8. The communications cable according to claim 1, wherein said communications carrying medium includes a central conductor surrounded by a dielectric material surrounded by a shielding layer, such that said communications carry medium in combination with said jacket causes said communications cable to be a coaxial cable.

9. The communications cable according to claim 1, wherein said communications carrying medium includes at least one optical fiber and one or more strength members, such that said communications carry medium in combination with said jacket causes said communications cable to be a fiber optic cable.

10. The communication cable according to claim 1, wherein said polymer includes other additives therein beside said microencapsulated AOM additive.

11. The communication cable according to claim 10, wherein said other additives include at least one of an additional flame retardant additive and an ultraviolet (UV) light resistance additive.

12. The communications cable according to claim 1, wherein said communications cable achieves the requirements of National Fire Protection Association 262: Standard Method of Test for Flame Travel and Smoke of Wires and Cables for Use in Air-Handling Spaces or the flame test specified by Underwriters Laboratories Inc.
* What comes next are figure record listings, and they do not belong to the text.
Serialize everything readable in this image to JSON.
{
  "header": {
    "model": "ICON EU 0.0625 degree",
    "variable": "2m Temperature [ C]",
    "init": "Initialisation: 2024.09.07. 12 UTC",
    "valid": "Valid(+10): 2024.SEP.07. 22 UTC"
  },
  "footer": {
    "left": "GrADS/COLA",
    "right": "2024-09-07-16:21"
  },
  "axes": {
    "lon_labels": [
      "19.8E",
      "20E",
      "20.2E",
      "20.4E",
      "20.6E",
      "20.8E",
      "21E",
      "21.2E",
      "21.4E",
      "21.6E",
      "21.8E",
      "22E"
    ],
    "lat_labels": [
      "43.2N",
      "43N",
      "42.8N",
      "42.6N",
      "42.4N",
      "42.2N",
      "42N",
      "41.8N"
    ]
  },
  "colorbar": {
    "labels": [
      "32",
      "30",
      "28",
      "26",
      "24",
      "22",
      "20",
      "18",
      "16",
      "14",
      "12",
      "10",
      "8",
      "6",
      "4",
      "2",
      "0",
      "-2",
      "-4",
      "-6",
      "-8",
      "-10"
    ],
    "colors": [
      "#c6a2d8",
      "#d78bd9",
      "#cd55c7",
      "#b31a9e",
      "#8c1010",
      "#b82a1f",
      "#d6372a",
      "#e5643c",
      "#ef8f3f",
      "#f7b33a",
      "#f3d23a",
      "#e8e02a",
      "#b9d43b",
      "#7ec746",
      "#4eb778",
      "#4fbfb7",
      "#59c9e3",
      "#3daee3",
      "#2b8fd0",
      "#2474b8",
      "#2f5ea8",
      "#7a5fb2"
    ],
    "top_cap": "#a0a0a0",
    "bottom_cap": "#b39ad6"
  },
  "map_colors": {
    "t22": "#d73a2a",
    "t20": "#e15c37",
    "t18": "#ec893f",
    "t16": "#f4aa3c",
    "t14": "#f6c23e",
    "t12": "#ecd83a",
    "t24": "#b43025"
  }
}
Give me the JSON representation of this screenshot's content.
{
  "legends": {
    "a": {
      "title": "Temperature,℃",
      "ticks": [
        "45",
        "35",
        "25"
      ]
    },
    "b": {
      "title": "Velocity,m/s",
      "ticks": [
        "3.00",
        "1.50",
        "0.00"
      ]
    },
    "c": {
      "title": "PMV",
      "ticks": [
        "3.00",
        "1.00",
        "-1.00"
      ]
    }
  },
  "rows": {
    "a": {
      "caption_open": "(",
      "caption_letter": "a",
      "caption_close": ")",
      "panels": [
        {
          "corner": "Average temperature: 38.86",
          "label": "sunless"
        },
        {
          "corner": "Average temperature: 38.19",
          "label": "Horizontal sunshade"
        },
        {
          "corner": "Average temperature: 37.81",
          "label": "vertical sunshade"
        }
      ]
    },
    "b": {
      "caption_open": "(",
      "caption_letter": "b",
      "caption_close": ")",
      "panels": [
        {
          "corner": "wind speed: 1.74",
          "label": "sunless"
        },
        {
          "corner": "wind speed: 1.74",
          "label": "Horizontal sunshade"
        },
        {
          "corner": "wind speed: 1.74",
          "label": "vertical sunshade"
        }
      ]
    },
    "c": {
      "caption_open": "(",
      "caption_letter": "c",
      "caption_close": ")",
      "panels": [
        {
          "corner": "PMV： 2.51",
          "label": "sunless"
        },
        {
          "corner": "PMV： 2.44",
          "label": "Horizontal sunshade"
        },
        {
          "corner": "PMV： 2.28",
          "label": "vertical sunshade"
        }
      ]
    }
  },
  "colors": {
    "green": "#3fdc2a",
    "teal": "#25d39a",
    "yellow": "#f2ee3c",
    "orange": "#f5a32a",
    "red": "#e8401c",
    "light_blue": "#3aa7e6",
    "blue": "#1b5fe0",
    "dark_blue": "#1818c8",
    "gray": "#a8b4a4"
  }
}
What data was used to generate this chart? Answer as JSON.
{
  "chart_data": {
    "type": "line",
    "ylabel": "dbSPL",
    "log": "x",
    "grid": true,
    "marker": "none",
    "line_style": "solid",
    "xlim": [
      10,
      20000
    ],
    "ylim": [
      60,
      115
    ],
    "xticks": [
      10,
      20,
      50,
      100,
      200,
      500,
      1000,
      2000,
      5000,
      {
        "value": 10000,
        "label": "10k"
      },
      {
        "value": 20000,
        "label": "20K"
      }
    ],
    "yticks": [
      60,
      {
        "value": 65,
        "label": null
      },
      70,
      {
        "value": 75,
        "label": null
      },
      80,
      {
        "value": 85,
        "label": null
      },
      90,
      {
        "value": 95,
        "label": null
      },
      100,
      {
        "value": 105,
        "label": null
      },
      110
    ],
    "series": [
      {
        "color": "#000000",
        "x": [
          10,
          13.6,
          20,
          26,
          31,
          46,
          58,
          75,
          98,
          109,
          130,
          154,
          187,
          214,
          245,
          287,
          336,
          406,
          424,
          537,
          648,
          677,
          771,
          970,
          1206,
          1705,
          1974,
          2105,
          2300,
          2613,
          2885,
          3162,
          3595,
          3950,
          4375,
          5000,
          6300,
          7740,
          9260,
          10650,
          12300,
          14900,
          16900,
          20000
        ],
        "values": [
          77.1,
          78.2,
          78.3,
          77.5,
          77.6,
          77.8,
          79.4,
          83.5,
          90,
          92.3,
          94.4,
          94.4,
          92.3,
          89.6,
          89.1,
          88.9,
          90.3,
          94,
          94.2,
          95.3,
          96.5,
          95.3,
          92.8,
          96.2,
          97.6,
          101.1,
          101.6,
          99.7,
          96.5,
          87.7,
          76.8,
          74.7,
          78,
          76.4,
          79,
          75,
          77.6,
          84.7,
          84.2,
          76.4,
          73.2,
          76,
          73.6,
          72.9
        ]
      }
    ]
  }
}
UL-910.

13. The communications cable according to claim 1, wherein said polymer is foamed to reduce the dielectric constant of said polymer.

14. A communications cable comprising: a communications carrying medium including a first insulated conductor and a second insulated conductor, wherein said first insulated conductor is twisted with said second insulated conductor to form a first twisted pair;an inner jacket surrounding said first twisted pair; andan outer jacket surrounding said inner jacket, wherein said outer jacket is formed of a polymer having a microencapsulated ammonium octamolybdate (AOM) additive therein.

15. The communications cable according to claim 14, further comprising: a shielding layer surrounding said inner jacket and being surrounded by said outer jacket.

16. The communications cable according to claim 14, wherein said inner jacket is formed of a material including polyvinyl chloride (PVC).

17. The communications cable according to claim 16, wherein said polymer of said outer jacket includes fluorinated ethylene propylene (FEP).

18. A method of making a communications cable comprising: feeding a communications carrying medium from a reel; andextruding an outer jacket around the communications carrying medium, wherein the outer jacket is formed of a polymer having a microencapsulated ammonium octamolybdate (AOM) additive therein.

19. The method according to claim 18, wherein said extruding operation includes melting pellets formed of the polymer with the AOM additive already within the pellets to form a compound, and passing the compound through an extrusion die to form the outer jacket surrounding the communications carrying medium.

20. The method according to claim 18, further comprising: extruding an inner jacket around the communications carrying medium prior to extruding the outer jacket, such that the outer jacket surrounds the inner jacket.